Investigating Theory of Mind Capabilities in Multimodal Large Language Models
A.M. van Groenestijn (TU Delft - Mechanical Engineering)
Jens Kober – Mentor (TU Delft - Learning & Autonomous Control)
Chirag Raman – Mentor (TU Delft - Pattern Recognition and Bioinformatics)
Martijn Wisse – Graduation committee member (TU Delft - Robot Dynamics)
More Info
expand_more
Other than for strictly personal use, it is not permitted to download, forward or distribute the text or part of it, without the consent of the author(s) and/or copyright holder(s), unless the work is under an open content license such as Creative Commons.
Abstract
Human Theory of Mind (ToM), the ability to infer others’ mental states, is essential for effective social interaction. It allows us to predict behavior and make decisions accordingly.In Human Robot Interaction (HRI), however, this remains a significant challenge, especially in dynamic, real-world scenarios. Enabling robots to possess ToM-like capabilities has the potential to greatly improve their interaction with humans. Recent advancements have introduced Large Language Models (LLMs) as robot controllers, leveraging their strengths in generalization, reasoning, and code comprehension. Some have claimed that LLMs may exhibit emergent ToM capabilities, but these claims have yet to be substantiated with rigorous evidence.

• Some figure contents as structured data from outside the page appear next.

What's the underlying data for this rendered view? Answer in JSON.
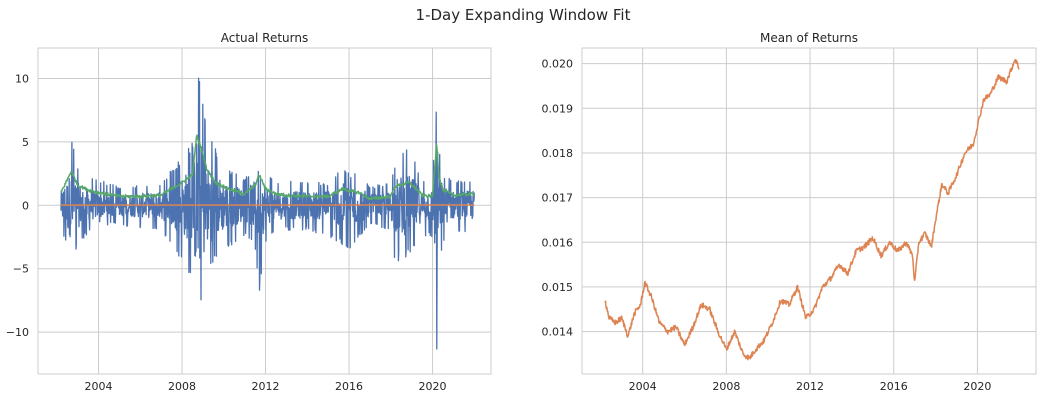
{
  "figure": {
    "title": "1-Day Expanding Window Fit"
  },
  "chart_data": [
    {
      "type": "line",
      "title": "Actual Returns",
      "xlabel": "",
      "ylabel": "",
      "xlim": [
        2001.1,
        2022.8
      ],
      "ylim": [
        -13.3,
        12.4
      ],
      "xticks": [
        "2004",
        "2008",
        "2012",
        "2016",
        "2020"
      ],
      "yticks": [
        "−10",
        "−5",
        "0",
        "5",
        "10"
      ],
      "xtick_values": [
        2004,
        2008,
        2012,
        2016,
        2020
      ],
      "ytick_values": [
        -10,
        -5,
        0,
        5,
        10
      ],
      "grid": true,
      "legend": "none",
      "x_range": [
        2002.2,
        2022.0
      ],
      "series": [
        {
          "role": "returns",
          "color": "#4c72b0",
          "envelope": {
            "x": [
              2002.2,
              2002.7,
              2003.0,
              2003.5,
              2004.0,
              2005.0,
              2006.0,
              2007.0,
              2007.6,
              2008.0,
              2008.5,
              2008.7,
              2008.9,
              2009.2,
              2009.6,
              2010.2,
              2010.6,
              2011.0,
              2011.5,
              2011.7,
              2012.0,
              2012.5,
              2013.0,
              2014.0,
              2015.0,
              2015.7,
              2016.1,
              2016.5,
              2017.0,
              2018.0,
              2018.2,
              2018.9,
              2019.5,
              2020.0,
              2020.2,
              2020.3,
              2020.5,
              2021.0,
              2022.0
            ],
            "high": [
              2.0,
              5.5,
              3.2,
              2.5,
              2.0,
              1.5,
              1.6,
              1.8,
              3.0,
              4.0,
              5.0,
              11.2,
              9.5,
              6.0,
              4.5,
              3.0,
              2.5,
              2.0,
              3.5,
              4.6,
              2.8,
              2.0,
              2.0,
              1.8,
              1.8,
              3.0,
              2.5,
              2.8,
              1.5,
              1.8,
              3.5,
              4.8,
              1.9,
              2.0,
              9.0,
              4.5,
              2.5,
              2.0,
              2.0
            ],
            "low": [
              -2.0,
              -4.3,
              -3.2,
              -2.2,
              -1.5,
              -1.6,
              -1.8,
              -2.0,
              -3.5,
              -4.5,
              -6.0,
              -9.0,
              -8.8,
              -5.5,
              -4.5,
              -3.5,
              -3.0,
              -2.5,
              -3.5,
              -7.0,
              -3.0,
              -2.0,
              -2.0,
              -2.0,
              -2.5,
              -3.2,
              -3.5,
              -2.5,
              -1.5,
              -2.0,
              -4.5,
              -4.0,
              -2.5,
              -2.5,
              -12.2,
              -5.0,
              -3.0,
              -2.0,
              -2.2
            ]
          }
        },
        {
          "role": "volatility",
          "color": "#55a868",
          "x": [
            2002.2,
            2002.7,
            2003.0,
            2003.5,
            2004.0,
            2005.0,
            2006.0,
            2007.0,
            2007.6,
            2008.0,
            2008.5,
            2008.7,
            2008.9,
            2009.2,
            2009.6,
            2010.2,
            2010.6,
            2011.0,
            2011.5,
            2011.7,
            2012.0,
            2012.5,
            2013.0,
            2014.0,
            2015.0,
            2015.7,
            2016.1,
            2016.5,
            2017.0,
            2018.0,
            2018.2,
            2018.9,
            2019.5,
            2020.0,
            2020.2,
            2020.3,
            2020.5,
            2021.0,
            2022.0
          ],
          "y": [
            1.0,
            2.7,
            1.6,
            1.2,
            1.0,
            0.7,
            0.7,
            0.8,
            1.4,
            1.8,
            2.4,
            5.5,
            4.6,
            2.8,
            1.8,
            1.3,
            1.1,
            0.9,
            1.6,
            2.4,
            1.3,
            0.9,
            0.8,
            0.7,
            0.7,
            1.3,
            1.1,
            1.0,
            0.5,
            0.7,
            1.5,
            1.8,
            0.8,
            0.7,
            5.0,
            2.3,
            1.2,
            0.8,
            0.9
          ]
        },
        {
          "role": "mean",
          "color": "#dd8452",
          "x": [
            2002.2,
            2022.0
          ],
          "y": [
            0.015,
            0.02
          ]
        }
      ]
    },
    {
      "type": "line",
      "title": "Mean of Returns",
      "xlabel": "",
      "ylabel": "",
      "xlim": [
        2001.1,
        2022.8
      ],
      "ylim": [
        0.01305,
        0.02035
      ],
      "xticks": [
        "2004",
        "2008",
        "2012",
        "2016",
        "2020"
      ],
      "yticks": [
        "0.014",
        "0.015",
        "0.016",
        "0.017",
        "0.018",
        "0.019",
        "0.020"
      ],
      "xtick_values": [
        2004,
        2008,
        2012,
        2016,
        2020
      ],
      "ytick_values": [
        0.014,
        0.015,
        0.016,
        0.017,
        0.018,
        0.019,
        0.02
      ],
      "grid": true,
      "legend": "none",
      "series": [
        {
          "color": "#dd8452",
          "x": [
            2002.2,
            2002.4,
            2002.7,
            2003.0,
            2003.3,
            2003.6,
            2003.9,
            2004.1,
            2004.4,
            2004.8,
            2005.2,
            2005.6,
            2006.0,
            2006.4,
            2006.8,
            2007.2,
            2007.6,
            2008.0,
            2008.4,
            2008.8,
            2009.1,
            2009.4,
            2009.8,
            2010.2,
            2010.6,
            2011.0,
            2011.4,
            2011.8,
            2012.2,
            2012.6,
            2013.0,
            2013.4,
            2013.8,
            2014.2,
            2014.6,
            2015.0,
            2015.4,
            2015.8,
            2016.2,
            2016.6,
            2016.9,
            2017.0,
            2017.2,
            2017.5,
            2017.8,
            2018.0,
            2018.3,
            2018.6,
            2019.0,
            2019.4,
            2019.8,
            2020.0,
            2020.3,
            2020.6,
            2021.0,
            2021.4,
            2021.8,
            2022.0
          ],
          "y": [
            0.0147,
            0.0143,
            0.0142,
            0.0143,
            0.0139,
            0.0144,
            0.0146,
            0.0151,
            0.0148,
            0.0142,
            0.014,
            0.0141,
            0.0137,
            0.0141,
            0.0146,
            0.0145,
            0.014,
            0.0136,
            0.014,
            0.0135,
            0.0134,
            0.0136,
            0.0138,
            0.0142,
            0.0147,
            0.0146,
            0.015,
            0.0143,
            0.0145,
            0.015,
            0.0152,
            0.0155,
            0.0153,
            0.0158,
            0.0159,
            0.0161,
            0.0157,
            0.016,
            0.0158,
            0.016,
            0.0157,
            0.0151,
            0.016,
            0.0162,
            0.0159,
            0.0165,
            0.0173,
            0.0171,
            0.0175,
            0.018,
            0.0182,
            0.0186,
            0.0192,
            0.0193,
            0.0197,
            0.0196,
            0.0201,
            0.0199
          ]
        }
      ]
    }
  ]
}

This study investigates the ToM-like abilities of Multimodal Large Language Models (MLLMs) by creating a benchmark dataset from humans performing object rearrangement tasks in a simulated environment. The dataset visually captures the participants’ behavior and textually captures their internal monologues. Based on this dataset (text, video, or hybrid) three state-of-the-art models made predictions about the participants’ belief updates. While the results do not conclusively establish ToM capabilities in MLLMs, they offer promising insights into mental model inference and suggest future directions for research in this domain.